Степан начал бледнеть, отстранился, нетерпеливо боднул головой:
— Ты постой, у меня от тебя голова кругом идёт! Ты что же, противник конституции, да?
Вечно с ними галиматья, одну мысль с другой неспособны связать, а люди неглупые, уж не благородство ли сводит с ума, он вскочил, зашагал в дальний угол, нестерпимо крича:
— Из какой надобности мне противником конституции быть, в толк возьми! Я противник лишь несносной глупости умных людей, я противник всего лишь бестолковых благородных мечтаний, которые не чуют ног под собой. Вот, вот я противник чего! Что за странный вывих ума!
Степан заворочался, скрипя стулом, растерянно бросил в спину ему:
— Так ты так прямо нам и скажи, коли в том убеждён и по сведеньям именно этак выходит.
Он огрызнулся:
— Я молчал? Говорил тому да другому, а из чего говорить? Всё одно из вас ни один не поймёт, что не дельный профессор нам нужен теперь позарез, не латынь — чёрт с ней, с этой латынью, совсем! Мы в таком теперь находимся умственном положении, что нам сперва надобно своего Вольтера нажить или что-то похожее на него, чтобы заставил свет целый слушать себя, всю Россию, чтобы язвительным словом своим все наши умы освежил, а у нас пока, на беду, один Карамзин, да и тот проповедует громко одну приятную благодетельность деспотизма! Кто же поймёт?
Степан точно попятился, увещевая его:
— Полно-ка, успокойся, кричал, кричал, а куда заметнул! Вольтер, Карамзин! Да у нас сочинения Вольтеровы слишком многим довольно известны, и вольтерианцем давно уже все староверцы нашего брата костят.
Стоя посреди кабинета, скривясь, точно от мерзкой боли в зубах, Александр почти застонал:
— То-то и есть, что на это мы мастера — опакостить всякое славное имя, хоть чужое, а пуще своё. По одной хоть причине и надобно нам хоть несколько имён выдающихся, которых вся нация, вся, понимаешь, приняла бы в вожди и пророки свои, пошла бы без колебаний за ними, как французы за Вольтером пошли, как немцы за своим Гёте пошли, и по ним, по мудрым наставникам их, научились бы настраивать мысли, и в особенности вещую совесть свою, чтобы какой-нибудь сукин сын Аракчеев и тот не смог бы не оглянуться на них да в затылке у себя почесать: сволочь, мол я, подлец подлецом.
Степан руками развёл, лицо простодушное, дитя и дитя:
— Опять ты бранишься, экая страсть у тебя, любишь сильное слово сказать, а ведь и это уже предусмотрено в нашем новейшем уставе, чего ты не знал, признаюсь, а кричишь.
Он грозно выкрикнул:
— Что-о?!
Степан засмеялся беззлобно и встал:
— Не знаю, как бы понятно тебе изложить... Обыкновенно весёлый такой, всё остроты, всё смех, а нынче точно тебя подменили, совершенно другой человек... Да вот, постой... Не хотел тебе говорить, у нас постановлено строго, страшную клятву давал, то да се, да ты же наш человек, без сомнения, хоть и бранишься ужасно, а наш. Вот у нас говорится, что полезнейшие из познаний суть те, которые делают человека способнейшим споспешествовать общему благу, и что по этой причине следует в особенности распространять те науки, которые просвещают насчёт обязанностей и споспешествуют исполнению оных.

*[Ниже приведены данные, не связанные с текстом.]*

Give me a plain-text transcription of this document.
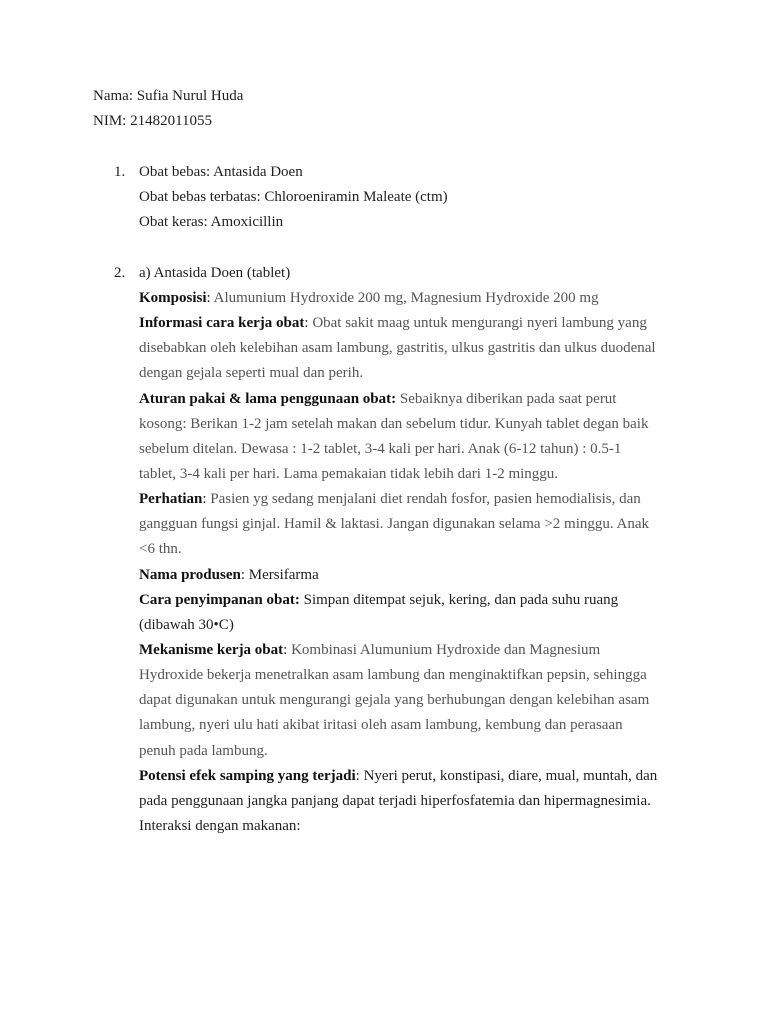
Nama: Sufia Nurul Huda
NIM: 21482011055
1. Obat bebas: Antasida Doen
Obat bebas terbatas: Chloroeniramin Maleate (ctm)
Obat keras: Amoxicillin
2. a) Antasida Doen (tablet)
Komposisi: Alumunium Hydroxide 200 mg, Magnesium Hydroxide 200 mg
Informasi cara kerja obat: Obat sakit maag untuk mengurangi nyeri lambung yang
disebabkan oleh kelebihan asam lambung, gastritis, ulkus gastritis dan ulkus duodenal
dengan gejala seperti mual dan perih.
Aturan pakai & lama penggunaan obat: Sebaiknya diberikan pada saat perut
kosong: Berikan 1-2 jam setelah makan dan sebelum tidur. Kunyah tablet degan baik
sebelum ditelan. Dewasa : 1-2 tablet, 3-4 kali per hari. Anak (6-12 tahun) : 0.5-1
tablet, 3-4 kali per hari. Lama pemakaian tidak lebih dari 1-2 minggu.
Perhatian: Pasien yg sedang menjalani diet rendah fosfor, pasien hemodialisis, dan
gangguan fungsi ginjal. Hamil & laktasi. Jangan digunakan selama >2 minggu. Anak
<6 thn.
Nama produsen: Mersifarma
Cara penyimpanan obat: Simpan ditempat sejuk, kering, dan pada suhu ruang
(dibawah 30•C)
Mekanisme kerja obat: Kombinasi Alumunium Hydroxide dan Magnesium
Hydroxide bekerja menetralkan asam lambung dan menginaktifkan pepsin, sehingga
dapat digunakan untuk mengurangi gejala yang berhubungan dengan kelebihan asam
lambung, nyeri ulu hati akibat iritasi oleh asam lambung, kembung dan perasaan
penuh pada lambung.
Potensi efek samping yang terjadi: Nyeri perut, konstipasi, diare, mual, muntah, dan
pada penggunaan jangka panjang dapat terjadi hiperfosfatemia dan hipermagnesimia.
Interaksi dengan makanan:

Грибоедов открыл в изумлении рот:
— Помилуй, каким же манером эти фокусы, этот цирк, эту дребедень прикажешь понять?
Степан, отмахнувшись, сел на диван:
— Что за охота тебе дураком притворяться. Отчего дребедень?
Он всем телом подался к нему, расширив глаза:
— Постой, это какие же такие науки, которые насчёт наших обязанностей нас просвещают, позволь мне, круглому дураку, идиоту последнему, хоть эту важную вещь узнать от тебя, коли я у вас кругом выхожу бестолков?
Степан отвернулся к окну:
— Ты рассердишь меня наконец, ведь истины эти всякому человеку должны быть известны.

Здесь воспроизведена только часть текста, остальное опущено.